La droite patriote réclame un hommage
La disparition brutale de Charlie Kirk, proche allié de Donald Trump et abattu d’une balle au cou lors d’une réunion publique, a provoqué une onde de choc des deux côtés de l’Atlantique. Soucieux de suivre l’exemple du Congrès américain, les eurodéputés de la droite patriote ont proposé à Strasbourg d’honorer le militant par une minute de silence.
« Notre droit à la liberté d’expression ne peut pas être anéanti », a martelé l’élu suédois Charlie Weimers en défendant cette initiative. Mais lorsqu’il s’est levé pour observer l’hommage, la présidente de séance l’a stoppé net, rappelant que la demande avait été préalablement rejetée pour des raisons pratiques. En signe de protestation, les élus de son groupe ont bruyamment frappé sur leurs pupitres, quand le reste de l’hémicycle a, au contraire, applaudi la décision de la présidente.

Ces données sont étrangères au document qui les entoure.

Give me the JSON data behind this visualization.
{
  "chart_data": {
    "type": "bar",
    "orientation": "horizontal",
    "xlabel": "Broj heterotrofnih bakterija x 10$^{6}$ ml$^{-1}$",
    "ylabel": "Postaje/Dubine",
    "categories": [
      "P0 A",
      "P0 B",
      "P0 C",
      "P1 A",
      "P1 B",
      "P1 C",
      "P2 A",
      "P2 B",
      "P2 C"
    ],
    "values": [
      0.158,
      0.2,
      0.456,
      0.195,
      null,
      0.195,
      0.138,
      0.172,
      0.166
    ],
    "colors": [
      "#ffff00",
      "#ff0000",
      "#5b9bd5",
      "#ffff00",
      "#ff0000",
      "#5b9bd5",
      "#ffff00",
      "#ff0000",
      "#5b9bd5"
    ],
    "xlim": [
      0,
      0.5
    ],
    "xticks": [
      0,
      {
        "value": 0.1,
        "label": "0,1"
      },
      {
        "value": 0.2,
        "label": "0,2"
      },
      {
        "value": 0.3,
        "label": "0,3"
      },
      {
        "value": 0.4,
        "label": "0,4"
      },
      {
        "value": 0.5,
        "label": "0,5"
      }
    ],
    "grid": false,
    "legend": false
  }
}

Un rappel au précédent George Floyd
Interrogé par l’AFP, Charlie Weimers a dénoncé un « biais » du Parlement européen, rappelant que les députés avaient observé un moment de recueillement à la mémoire de George Floyd, étouffé par un policier en 2020. Une comparaison fermement rejetée sur les bancs du centre.
« Charlie Kirk ne méritait pas de mourir », a reconnu Nathalie Loiseau, eurodéputée centriste. « Quant à savoir s’il méritait d’être honoré par notre Parlement, c’est une autre histoire », a-t-elle ajouté, évoquant les prises de position controversées du militant américain, qui attaquait régulièrement le président ukrainien Volodymyr Zelensky.
La Commission européenne temporise
Sollicitée sur le sujet, la Commission européenne a pris soin de rester en retrait, condamnant « toutes les formes de violence » et adressant ses « sincères condoléances à la famille de la victime », sans se prononcer sur l’opportunité d’un hommage particulier.